CHICAGO - He's stopped posting to his Twitter account, his last Instagram post was eight months ago, and his acting and singing careers appear to be at a standstill.
Former “Empire” actor Jussie Smollett has all but vanished from public view in the year since Chicago detectives accused him of paying two brothers to stage a racist and anti-gay attack on him because he was unhappy with his salary and wanted to promote his career.
But Smollett was thrust back into the spotlight on Tuesday after a grand jury indicted him for a second time on charges of lying to the police, in a case that drew worldwide attention.
David E. Johnson, the CEO and founder of Strategic Vision PR Group, an Atlanta-area public relations firm that has no ties to the case, said the new charges couldn't be worse news for Smollett if he had any hopes of reviving his career.
“It brings everything back,” said Johnson. “Nobody was really talking about it. ... Now, unless he's acquitted and totally vindicated, this is the end of his career.”
“Even people who were giving him the benefit of the doubt for so long” would not be able to defend him, Johnson said.
But Eric Rose, a partner in the public relations firm Englander Knabe & Allen, said that how the actor responds to the latest charges could determine whether he can recover.
“The public is extremely forgiving and allows people to make mistakes, but you have to own up to your mistakes and apologize in sincere fashion, and he has done none of that," said Rose, who specializes in reputation management and crisis communications. He said he doesn't believe Smollett's claims of innocence.
Smollett, who is black and gay, originally was charged with disorderly conduct in February 2019 for allegedly staging the attack and then lying about it to investigators.
His story - he said two men beat him up, shouted racist and anti-gay slurs, threw bleach on him and put a noose around his neck - fell apart when brothers Abimbola and Olabinjo Osundairo, who were bodybuilders and aspiring actors whom Smollett knew from the “Empire” set and the gym, told police the actor had paid them $3,500 to stage the attack.
Even so, the charges were abruptly dropped last March with little explanation, angering police officials and then-Mayor Rahm Emanuel, and leading to the appointment of a special prosecutor to review the decision.
Special Prosecutor Dan Webb said in a statement Tuesday that Smollett faces six felony counts of disorderly conduct stemming from four separate false reports that he gave to police.
Smollett, who has maintained his innocence, has spent the past year in legal fights with the city of Chicago, which sued him in an attempt to recover more than $130,000 in overtime that was paid to officers involved in investigating Smollett's report.

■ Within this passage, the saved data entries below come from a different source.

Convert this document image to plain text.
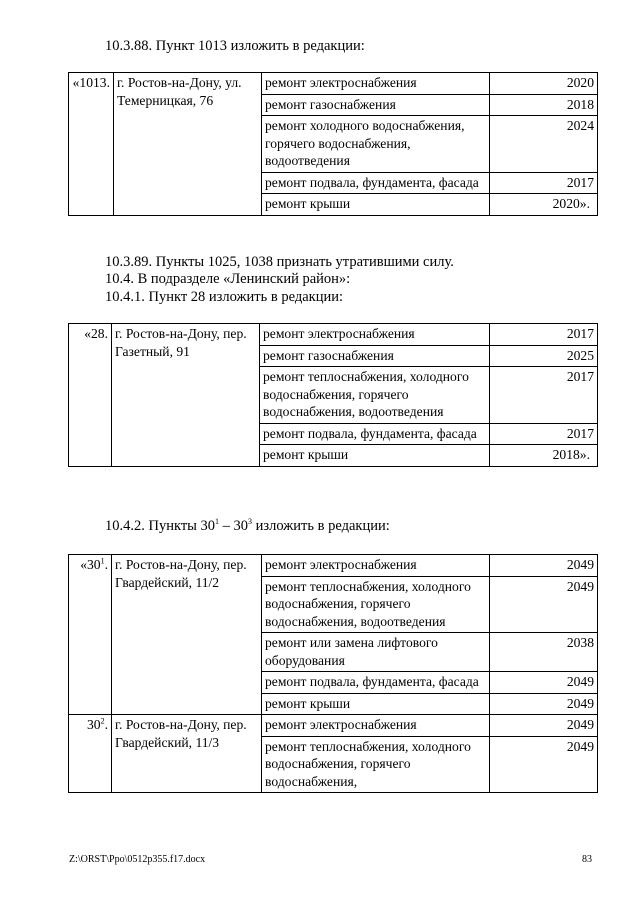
10.3.88. Пункт 1013 изложить в редакции:
«1013.	г. Ростов-на-Дону, ул. Темерницкая, 76	ремонт электроснабжения	2020
		ремонт газоснабжения	2018
		ремонт холодного водоснабжения, горячего водоснабжения, водоотведения	2024
		ремонт подвала, фундамента, фасада	2017
		ремонт крыши	2020».
10.3.89. Пункты 1025, 1038 признать утратившими силу.
10.4. В подразделе «Ленинский район»:
10.4.1. Пункт 28 изложить в редакции:
«28.	г. Ростов-на-Дону, пер. Газетный, 91	ремонт электроснабжения	2017
		ремонт газоснабжения	2025
		ремонт теплоснабжения, холодного водоснабжения, горячего водоснабжения, водоотведения	2017
		ремонт подвала, фундамента, фасада	2017
		ремонт крыши	2018».
10.4.2. Пункты $30^1 - 30^3$ изложить в редакции:
«$30^1$.	г. Ростов-на-Дону, пер. Гвардейский, 11/2	ремонт электроснабжения	2049
		ремонт теплоснабжения, холодного водоснабжения, горячего водоснабжения, водоотведения	2049
		ремонт или замена лифтового оборудования	2038
		ремонт подвала, фундамента, фасада	2049
		ремонт крыши	2049
$30^2$.	г. Ростов-на-Дону, пер. Гвардейский, 11/3	ремонт электроснабжения	2049
		ремонт теплоснабжения, холодного водоснабжения, горячего водоснабжения,	2049
Z:\ORST\Ppo\0512p355.f17.docx	83
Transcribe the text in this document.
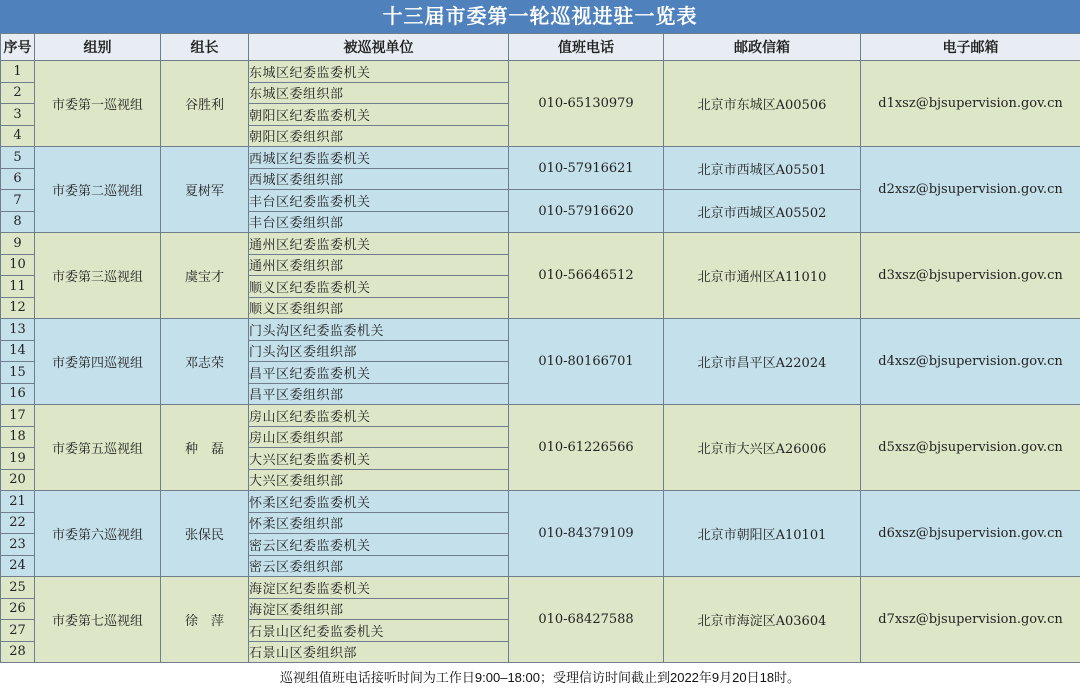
十三届市委第一轮巡视进驻一览表
序号	组别	组长	被巡视单位	值班电话	邮政信箱	电子邮箱
1	市委第一巡视组	谷胜利	东城区纪委监委机关	010-65130979	北京市东城区A00506	d1xsz@bjsupervision.gov.cn
2			东城区委组织部			
3			朝阳区纪委监委机关			
4			朝阳区委组织部			
5	市委第二巡视组	夏树军	西城区纪委监委机关	010-57916621	北京市西城区A05501	d2xsz@bjsupervision.gov.cn
6			西城区委组织部			
7			丰台区纪委监委机关	010-57916620	北京市西城区A05502	
8			丰台区委组织部			
9	市委第三巡视组	虞宝才	通州区纪委监委机关	010-56646512	北京市通州区A11010	d3xsz@bjsupervision.gov.cn
10			通州区委组织部			
11			顺义区纪委监委机关			
12			顺义区委组织部			
13	市委第四巡视组	邓志荣	门头沟区纪委监委机关	010-80166701	北京市昌平区A22024	d4xsz@bjsupervision.gov.cn
14			门头沟区委组织部			
15			昌平区纪委监委机关			
16			昌平区委组织部			
17	市委第五巡视组	种　磊	房山区纪委监委机关	010-61226566	北京市大兴区A26006	d5xsz@bjsupervision.gov.cn
18			房山区委组织部			
19			大兴区纪委监委机关			
20			大兴区委组织部			
21	市委第六巡视组	张保民	怀柔区纪委监委机关	010-84379109	北京市朝阳区A10101	d6xsz@bjsupervision.gov.cn
22			怀柔区委组织部			
23			密云区纪委监委机关			
24			密云区委组织部			
25	市委第七巡视组	徐　萍	海淀区纪委监委机关	010-68427588	北京市海淀区A03604	d7xsz@bjsupervision.gov.cn
26			海淀区委组织部			
27			石景山区纪委监委机关			
28			石景山区委组织部			
巡视组值班电话接听时间为工作日9:00–18:00；受理信访时间截止到2022年9月20日18时。
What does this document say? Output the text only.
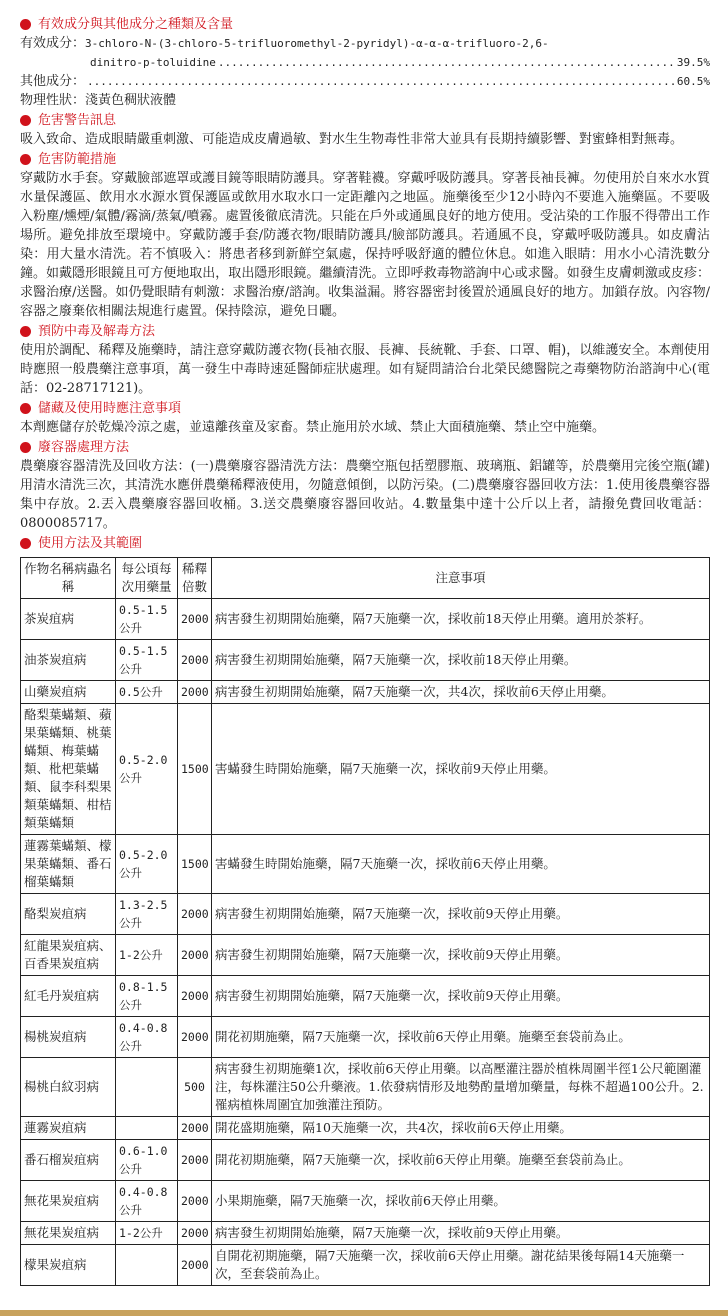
有效成分與其他成分之種類及含量
有效成分： 3-chloro-N-(3-chloro-5-trifluoromethyl-2-pyridyl)-α-α-α-trifluoro-2,6-
dinitro-p-toluidine .....	39.5%
其他成分： .....	60.5%
物理性狀： 淺黃色稠狀液體
危害警告訊息

吸入致命、造成眼睛嚴重刺激、可能造成皮膚過敏、對水生生物毒性非常大並具有長期持續影響、對蜜蜂相對無毒。

危害防範措施

穿戴防水手套。穿戴臉部遮罩或護目鏡等眼睛防護具。穿著鞋襪。穿戴呼吸防護具。穿著長袖長褲。勿使用於自來水水質水量保護區、飲用水水源水質保護區或飲用水取水口一定距離內之地區。施藥後至少12小時內不要進入施藥區。不要吸入粉塵/燻煙/氣體/霧滴/蒸氣/噴霧。處置後徹底清洗。只能在戶外或通風良好的地方使用。受沾染的工作服不得帶出工作場所。避免排放至環境中。穿戴防護手套/防護衣物/眼睛防護具/臉部防護具。若通風不良，穿戴呼吸防護具。如皮膚沾染：用大量水清洗。若不慎吸入：將患者移到新鮮空氣處，保持呼吸舒適的體位休息。如進入眼睛：用水小心清洗數分鐘。如戴隱形眼鏡且可方便地取出，取出隱形眼鏡。繼續清洗。立即呼救毒物諮詢中心或求醫。如發生皮膚刺激或皮疹：求醫治療/送醫。如仍覺眼睛有刺激：求醫治療/諮詢。收集溢漏。將容器密封後置於通風良好的地方。加鎖存放。內容物/容器之廢棄依相關法規進行處置。保持陰涼，避免日曬。

預防中毒及解毒方法

使用於調配、稀釋及施藥時，請注意穿戴防護衣物(長袖衣服、長褲、長統靴、手套、口罩、帽)，以維護安全。本劑使用時應照一般農藥注意事項，萬一發生中毒時速延醫師症狀處理。如有疑問請洽台北榮民總醫院之毒藥物防治諮詢中心(電話：02-28717121)。

儲藏及使用時應注意事項

本劑應儲存於乾燥冷涼之處，並遠離孩童及家畜。禁止施用於水域、禁止大面積施藥、禁止空中施藥。

廢容器處理方法

農藥廢容器清洗及回收方法：(一)農藥廢容器清洗方法：農藥空瓶包括塑膠瓶、玻璃瓶、鋁罐等，於農藥用完後空瓶(罐)用清水清洗三次，其清洗水應併農藥稀釋液使用，勿隨意傾倒，以防污染。(二)農藥廢容器回收方法：1.使用後農藥容器集中存放。2.丟入農藥廢容器回收桶。3.送交農藥廢容器回收站。4.數量集中達十公斤以上者，請撥免費回收電話：0800085717。

使用方法及其範圍
作物名稱病蟲名稱	每公頃每次用藥量	稀釋倍數	注意事項
茶炭疽病	0.5-1.5公升	2000	病害發生初期開始施藥，隔7天施藥一次，採收前18天停止用藥。適用於茶籽。
油茶炭疽病	0.5-1.5公升	2000	病害發生初期開始施藥，隔7天施藥一次，採收前18天停止用藥。
山藥炭疽病	0.5公升	2000	病害發生初期開始施藥，隔7天施藥一次，共4次，採收前6天停止用藥。
酪梨葉蟎類、蘋果葉蟎類、桃葉蟎類、梅葉蟎類、枇杷葉蟎類、鼠李科梨果類葉蟎類、柑桔類葉蟎類	0.5-2.0公升	1500	害蟎發生時開始施藥，隔7天施藥一次，採收前9天停止用藥。
蓮霧葉蟎類、檬果葉蟎類、番石榴葉蟎類	0.5-2.0公升	1500	害蟎發生時開始施藥，隔7天施藥一次，採收前6天停止用藥。
酪梨炭疽病	1.3-2.5公升	2000	病害發生初期開始施藥，隔7天施藥一次，採收前9天停止用藥。
紅龍果炭疽病、百香果炭疽病	1-2公升	2000	病害發生初期開始施藥，隔7天施藥一次，採收前9天停止用藥。
紅毛丹炭疽病	0.8-1.5公升	2000	病害發生初期開始施藥，隔7天施藥一次，採收前9天停止用藥。
楊桃炭疽病	0.4-0.8公升	2000	開花初期施藥，隔7天施藥一次，採收前6天停止用藥。施藥至套袋前為止。
楊桃白紋羽病		500	病害發生初期施藥1次，採收前6天停止用藥。以高壓灌注器於植株周圍半徑1公尺範圍灌注，每株灌注50公升藥液。1.依發病情形及地勢酌量增加藥量，每株不超過100公升。2.罹病植株周圍宜加強灌注預防。
蓮霧炭疽病		2000	開花盛期施藥，隔10天施藥一次，共4次，採收前6天停止用藥。
番石榴炭疽病	0.6-1.0公升	2000	開花初期施藥，隔7天施藥一次，採收前6天停止用藥。施藥至套袋前為止。
無花果炭疽病	0.4-0.8公升	2000	小果期施藥，隔7天施藥一次，採收前6天停止用藥。
無花果炭疽病	1-2公升	2000	病害發生初期開始施藥，隔7天施藥一次，採收前9天停止用藥。
檬果炭疽病		2000	自開花初期施藥，隔7天施藥一次，採收前6天停止用藥。謝花結果後每隔14天施藥一次，至套袋前為止。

Smollett’s attorneys have said the city should not be allowed to recover costs from Smollett because it accepted $10,000 from the actor “as payment in full in connection with the dismissal of the charges against him.”
He sued the city last fall for malicious prosecution, and the case is still pending.
Smollett faced a fierce online backlash after he was charged last year, but he also probably has been avoiding social media on the advice of his attorneys, “because every word he says will be analyzed and could be used against him,” said Rose.
In response to the new charges, Smollett's attorneys said in a statement that Webb “has not found any evidence of wrongdoing whatsoever” with the dismissal of the original charges and that they believe the new ones are politically motivated.
Smollett is scheduled to appear in court for arraignment on Feb. 24.
The former child star grew up to become a champion of LGBT rights and one of the few actors to play a black gay character on primetime TV.
On “Empire," he played Jamal Lyon, a talented R&B singer struggling to earn his father's approval and find his place in his dad's music empire, and the role was his breakthrough. It became one of the biggest network shows to star a gay black character, and his work earned Emmy and Grammy nominations.
Smollett, who is also a musician and who released an R&B album, was interested in social justice causes. He joined The Human Rights Campaign's Equality Rocks campaign, and his music videos explored issues such as LGBT rights and religious and racial prejudices.
A month before he reported the alleged attack, he traveled to Flint, Michigan, to deliver coats and school supplies to kids.